Making sustainable food choices

Granted, the global food supply is not one of the most significant contributors to climate change and emissions of greenhouse gases. However, in the spirit of maintaining awareness and doing what we can as individuals to mitigate the impacts of climate change, becoming aware of more sustainable food choices is a relatively easy action to take. I don’t believe in randomly curbing consumer choices (I love having access to the most exotic foods from around the world!), but just knowing about the factors that impact those choices can help to shift our mindset in meaningful ways.

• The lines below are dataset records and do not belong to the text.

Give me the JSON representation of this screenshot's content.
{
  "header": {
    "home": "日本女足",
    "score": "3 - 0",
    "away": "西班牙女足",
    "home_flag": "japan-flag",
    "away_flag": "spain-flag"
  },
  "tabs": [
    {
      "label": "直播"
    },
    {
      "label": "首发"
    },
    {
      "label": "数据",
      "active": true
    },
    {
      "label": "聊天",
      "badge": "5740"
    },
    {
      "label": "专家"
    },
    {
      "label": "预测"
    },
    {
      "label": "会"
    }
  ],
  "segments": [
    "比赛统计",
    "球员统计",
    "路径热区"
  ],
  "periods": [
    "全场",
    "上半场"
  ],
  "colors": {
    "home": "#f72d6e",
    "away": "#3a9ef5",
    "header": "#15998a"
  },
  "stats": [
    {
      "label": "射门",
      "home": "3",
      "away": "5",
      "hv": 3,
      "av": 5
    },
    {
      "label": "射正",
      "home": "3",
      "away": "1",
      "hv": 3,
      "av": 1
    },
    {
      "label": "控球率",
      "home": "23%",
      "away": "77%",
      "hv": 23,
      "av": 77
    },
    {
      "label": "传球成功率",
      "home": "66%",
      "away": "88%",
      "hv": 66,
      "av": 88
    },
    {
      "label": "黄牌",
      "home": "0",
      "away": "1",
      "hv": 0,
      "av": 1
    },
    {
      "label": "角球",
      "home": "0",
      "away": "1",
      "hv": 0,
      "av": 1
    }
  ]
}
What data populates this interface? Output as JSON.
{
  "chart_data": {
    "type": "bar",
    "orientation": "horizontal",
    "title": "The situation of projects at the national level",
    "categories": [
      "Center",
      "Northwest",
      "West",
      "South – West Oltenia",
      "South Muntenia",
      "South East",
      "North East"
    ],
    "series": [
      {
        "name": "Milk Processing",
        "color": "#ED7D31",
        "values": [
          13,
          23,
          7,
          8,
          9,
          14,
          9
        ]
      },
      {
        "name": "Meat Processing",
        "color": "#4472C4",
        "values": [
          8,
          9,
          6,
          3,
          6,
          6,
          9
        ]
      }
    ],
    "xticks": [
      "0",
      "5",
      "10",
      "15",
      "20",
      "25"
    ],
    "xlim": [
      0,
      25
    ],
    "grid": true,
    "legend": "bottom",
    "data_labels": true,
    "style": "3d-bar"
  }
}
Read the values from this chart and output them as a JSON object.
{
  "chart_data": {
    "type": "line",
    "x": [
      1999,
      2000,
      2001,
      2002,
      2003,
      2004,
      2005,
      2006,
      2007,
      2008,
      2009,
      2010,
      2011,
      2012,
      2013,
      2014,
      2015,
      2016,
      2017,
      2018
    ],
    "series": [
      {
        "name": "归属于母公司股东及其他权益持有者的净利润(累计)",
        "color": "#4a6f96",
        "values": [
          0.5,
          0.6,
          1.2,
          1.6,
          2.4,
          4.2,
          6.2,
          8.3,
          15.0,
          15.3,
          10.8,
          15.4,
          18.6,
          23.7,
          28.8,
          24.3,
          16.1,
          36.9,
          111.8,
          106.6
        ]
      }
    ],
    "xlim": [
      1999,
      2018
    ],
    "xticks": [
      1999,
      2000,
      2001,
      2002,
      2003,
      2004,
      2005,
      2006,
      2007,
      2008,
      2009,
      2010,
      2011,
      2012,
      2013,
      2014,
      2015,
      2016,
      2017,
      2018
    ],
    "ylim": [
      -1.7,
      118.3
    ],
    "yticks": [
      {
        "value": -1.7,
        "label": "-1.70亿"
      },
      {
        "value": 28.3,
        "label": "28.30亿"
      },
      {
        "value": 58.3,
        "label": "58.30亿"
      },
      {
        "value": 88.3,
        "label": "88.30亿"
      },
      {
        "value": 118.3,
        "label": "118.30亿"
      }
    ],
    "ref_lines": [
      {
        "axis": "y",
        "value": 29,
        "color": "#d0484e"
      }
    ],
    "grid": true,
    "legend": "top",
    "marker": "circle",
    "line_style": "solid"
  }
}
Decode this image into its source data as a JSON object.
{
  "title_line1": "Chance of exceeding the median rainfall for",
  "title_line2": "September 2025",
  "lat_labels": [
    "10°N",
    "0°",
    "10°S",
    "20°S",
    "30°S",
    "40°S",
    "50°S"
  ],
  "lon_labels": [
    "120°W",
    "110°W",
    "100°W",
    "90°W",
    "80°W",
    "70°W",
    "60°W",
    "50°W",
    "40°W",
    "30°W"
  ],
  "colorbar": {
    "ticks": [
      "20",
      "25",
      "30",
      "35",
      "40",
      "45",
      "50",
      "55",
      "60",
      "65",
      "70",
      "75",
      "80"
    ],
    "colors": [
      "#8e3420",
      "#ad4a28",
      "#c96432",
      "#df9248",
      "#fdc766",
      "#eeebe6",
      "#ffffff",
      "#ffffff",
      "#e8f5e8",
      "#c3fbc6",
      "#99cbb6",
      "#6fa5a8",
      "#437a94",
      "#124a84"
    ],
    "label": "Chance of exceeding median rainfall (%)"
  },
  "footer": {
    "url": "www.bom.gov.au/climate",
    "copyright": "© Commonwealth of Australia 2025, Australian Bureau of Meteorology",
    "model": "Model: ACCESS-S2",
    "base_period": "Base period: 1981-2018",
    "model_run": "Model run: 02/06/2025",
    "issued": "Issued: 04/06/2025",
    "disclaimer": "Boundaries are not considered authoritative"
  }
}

It seems perfectly logical to start with organic, in-season, locally grown food. This addresses the importance of reducing the transportation distance from the farm to your supermarket and minimizing or eliminating the use of chemical fertilizers and pesticides. However, foods grown in climates and soils that are naturally most suited for their production can have a much lower environmental impact than local products grown under artificially enhanced conditions, even if they’re shipped across great distances. There are other factors to keep in mind to ensure that you’re reducing the carbon footprint of the food you consume:

  • irrigation requirements
  • methods of harvesting, processing, preservation and storage
  • minimal packaging, or at least reusable and recyclable packaging
  • climate and growing season
  • mode of transportation (air, water, rail, etc.)
  • fair trade and sustainable agriculture practices

Your method of cooking can negate all the effort you put into sourcing your food, if you’re not conscious of the energy and water consumed in its preparation.

Finally, coming soon to a supermarket near you— a carbon label for your food products.